BIND 9.x caching Performance under heavy loads

Thu Mar 3 14:06:16 UTC 2005

>>>>> "Srini" == Srini Avirneni <avirsri at gmail.com> writes:

    >> Please be more specific. You seem to be saying that "bad
    >> things happen when your name servers are under heavy
    >> load". This shouldn't exactly be a surprise. What's the actual
    >> problem are you experiencing and/or trying to solve?

    Srini> Yes, it is a suprise. Its a surprise to see Bind as a
    Srini> process, peak at 25% CPU day 1. Then, Day 2, peak climbs to
    Srini> over 50%. Load has not changed.

    Srini> By day 3, CPU will exceed 75% and Bind will no longer
    Srini> respond in a meaning full way (< 500 queries/sec). This is
    Srini> on very fast hardware.

Whether it's fast hardware or not doesn't matter. What you're saying
is that CPU utilisation increases and throughout drops over time,
right? Well, there could be lots of reasons for that. See below and my
previous posting on this thread. You can expect this kind of behaviour
if you're making the name server do more work by arbitrarily
constraining the size of the cache. Which you're more or less admitted.
I paraphrase: "when we make the cache smaller, the server falls over
more quickly.

Once you're convinced these factors are not to blame, it's time to
profile what the name server is actually doing. Maybe at these extremes
on your OS BIND9 is tickling some obscure lock contention problems,
possibly threading-related. That might require external consultancy
and/or a support contract for BIND.

    Srini> As load increased, the CPU time ran away quicker.

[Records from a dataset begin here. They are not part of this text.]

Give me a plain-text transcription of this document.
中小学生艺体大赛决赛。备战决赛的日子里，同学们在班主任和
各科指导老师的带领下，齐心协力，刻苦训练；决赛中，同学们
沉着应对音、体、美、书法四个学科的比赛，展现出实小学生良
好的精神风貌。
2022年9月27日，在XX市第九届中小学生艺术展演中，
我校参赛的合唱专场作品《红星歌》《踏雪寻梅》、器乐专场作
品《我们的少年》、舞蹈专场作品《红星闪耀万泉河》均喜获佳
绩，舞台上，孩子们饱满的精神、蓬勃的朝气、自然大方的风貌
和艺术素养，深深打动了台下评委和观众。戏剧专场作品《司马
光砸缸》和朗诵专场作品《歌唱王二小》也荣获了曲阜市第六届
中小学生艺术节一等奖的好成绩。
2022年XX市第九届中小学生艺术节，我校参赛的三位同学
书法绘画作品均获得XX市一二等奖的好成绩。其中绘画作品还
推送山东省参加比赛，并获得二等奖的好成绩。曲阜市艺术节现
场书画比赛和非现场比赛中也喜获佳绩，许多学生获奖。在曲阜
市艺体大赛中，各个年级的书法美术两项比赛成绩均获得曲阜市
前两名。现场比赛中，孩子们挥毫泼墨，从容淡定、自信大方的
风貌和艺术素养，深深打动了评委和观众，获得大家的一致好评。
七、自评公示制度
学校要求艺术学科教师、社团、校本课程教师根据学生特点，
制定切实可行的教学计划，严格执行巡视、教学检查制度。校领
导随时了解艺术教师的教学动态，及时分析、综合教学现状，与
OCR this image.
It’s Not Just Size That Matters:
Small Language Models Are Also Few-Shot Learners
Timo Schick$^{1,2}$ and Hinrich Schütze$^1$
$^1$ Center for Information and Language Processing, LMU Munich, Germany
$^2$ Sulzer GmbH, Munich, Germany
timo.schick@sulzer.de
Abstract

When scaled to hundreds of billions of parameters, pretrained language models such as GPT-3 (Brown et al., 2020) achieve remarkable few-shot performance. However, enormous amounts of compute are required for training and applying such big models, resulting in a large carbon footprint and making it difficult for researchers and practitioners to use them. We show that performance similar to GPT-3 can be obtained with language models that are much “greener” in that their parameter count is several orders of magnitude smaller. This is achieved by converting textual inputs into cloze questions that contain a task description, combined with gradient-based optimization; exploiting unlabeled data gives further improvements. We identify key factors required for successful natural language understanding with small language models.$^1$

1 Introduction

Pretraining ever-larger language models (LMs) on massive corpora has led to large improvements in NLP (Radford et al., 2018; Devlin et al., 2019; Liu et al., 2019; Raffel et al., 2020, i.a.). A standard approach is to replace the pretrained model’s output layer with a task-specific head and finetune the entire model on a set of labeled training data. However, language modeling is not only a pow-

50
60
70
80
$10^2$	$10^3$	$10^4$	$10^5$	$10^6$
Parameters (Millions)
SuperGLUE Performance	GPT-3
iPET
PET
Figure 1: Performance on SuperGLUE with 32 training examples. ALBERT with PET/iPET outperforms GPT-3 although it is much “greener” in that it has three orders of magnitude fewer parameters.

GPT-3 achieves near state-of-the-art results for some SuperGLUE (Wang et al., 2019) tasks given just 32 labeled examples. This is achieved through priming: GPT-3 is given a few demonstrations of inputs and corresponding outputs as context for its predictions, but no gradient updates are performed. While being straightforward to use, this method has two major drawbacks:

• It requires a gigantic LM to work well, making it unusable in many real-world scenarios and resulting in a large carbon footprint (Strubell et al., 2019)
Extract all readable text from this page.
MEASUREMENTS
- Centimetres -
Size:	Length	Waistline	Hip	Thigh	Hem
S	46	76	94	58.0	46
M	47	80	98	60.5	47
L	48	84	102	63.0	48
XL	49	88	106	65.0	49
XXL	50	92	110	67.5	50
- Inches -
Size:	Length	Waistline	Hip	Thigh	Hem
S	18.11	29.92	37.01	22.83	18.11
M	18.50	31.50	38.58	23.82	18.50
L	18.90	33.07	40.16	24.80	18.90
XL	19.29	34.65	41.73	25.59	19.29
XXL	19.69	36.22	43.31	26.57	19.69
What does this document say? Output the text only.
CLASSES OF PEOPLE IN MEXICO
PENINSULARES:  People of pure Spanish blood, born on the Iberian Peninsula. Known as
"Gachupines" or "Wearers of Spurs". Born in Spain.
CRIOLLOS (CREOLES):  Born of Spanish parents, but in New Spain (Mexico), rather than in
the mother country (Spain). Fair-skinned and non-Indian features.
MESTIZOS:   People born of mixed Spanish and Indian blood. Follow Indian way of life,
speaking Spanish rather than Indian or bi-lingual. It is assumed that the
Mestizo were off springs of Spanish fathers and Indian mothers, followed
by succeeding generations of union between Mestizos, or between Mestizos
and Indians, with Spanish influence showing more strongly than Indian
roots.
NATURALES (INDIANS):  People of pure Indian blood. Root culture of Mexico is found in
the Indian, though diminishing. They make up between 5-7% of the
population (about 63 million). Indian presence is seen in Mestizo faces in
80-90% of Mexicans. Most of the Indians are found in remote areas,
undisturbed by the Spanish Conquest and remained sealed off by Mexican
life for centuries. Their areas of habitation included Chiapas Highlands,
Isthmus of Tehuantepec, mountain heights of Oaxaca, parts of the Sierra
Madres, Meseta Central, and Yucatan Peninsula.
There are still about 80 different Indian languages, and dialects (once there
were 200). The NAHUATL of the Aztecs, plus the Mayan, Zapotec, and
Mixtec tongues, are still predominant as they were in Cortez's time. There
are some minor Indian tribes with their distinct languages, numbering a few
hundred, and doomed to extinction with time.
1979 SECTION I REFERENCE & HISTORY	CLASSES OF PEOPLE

One would
    Srini> expect that a Bind server that runs at 25% CPU during peak,
    Srini> would within a few points, operate as such continually, and
    Srini> scale somewhat linearly.

    Srini> The query loads we see are fairly consistent.

    >>  Query rates of 2500 qps are rather high. Is this a real,
    >> operational load or something you've cooked up in a testbed? If
    >> it's the former,

    Srini> Its real load. High is a relative term, which was one
    Srini> reason for submitting this question. These are not small
    Srini> servers, but Dual PIVs with plenty of RAM. Notice I stated
    Srini> servers, not server. :)

That does not help. Is 2500qps the load per server or is it 2500 qps
aggregated across all your caching servers (how many?)? Not that this
really makes much difference.

    Srini> This is the crux of the question: have others running Bind
    Srini> 9.x with substantial load noticed any similar behavior.

To answer this question meaningfully, you need to provide more
information so that people can make sensible comparisons with their
own operating environment. For example, are the clients querying for
names that make the server do excessive work to resolve them? eg Long
chains of NS records, zones that are almost lame, zones on name
servers behing very lossy links, etc, etc. What happens when you let
the name server's cache grow without limit? Have you run BIND9 with
threading disabled? Are your servers forwarding queries? Are you using
views? Are you using large or complex access control lists? These are
rhetorical questions BTW. If you're looking for help, I think you need
to hire a consultant or clueful support rather than ask this list. The
advice you get here is worth exactly what you pay for it.

BIND9 can handle lots of queries, though extreme loads from stub
resolvers can be troublesome. This is well known. Check the list
archives for details. The question you should really be asking
(yourself) is "if I'm/we're having operational problems, what am I/we
going to do about this?" rather than "has anyone else seen this?".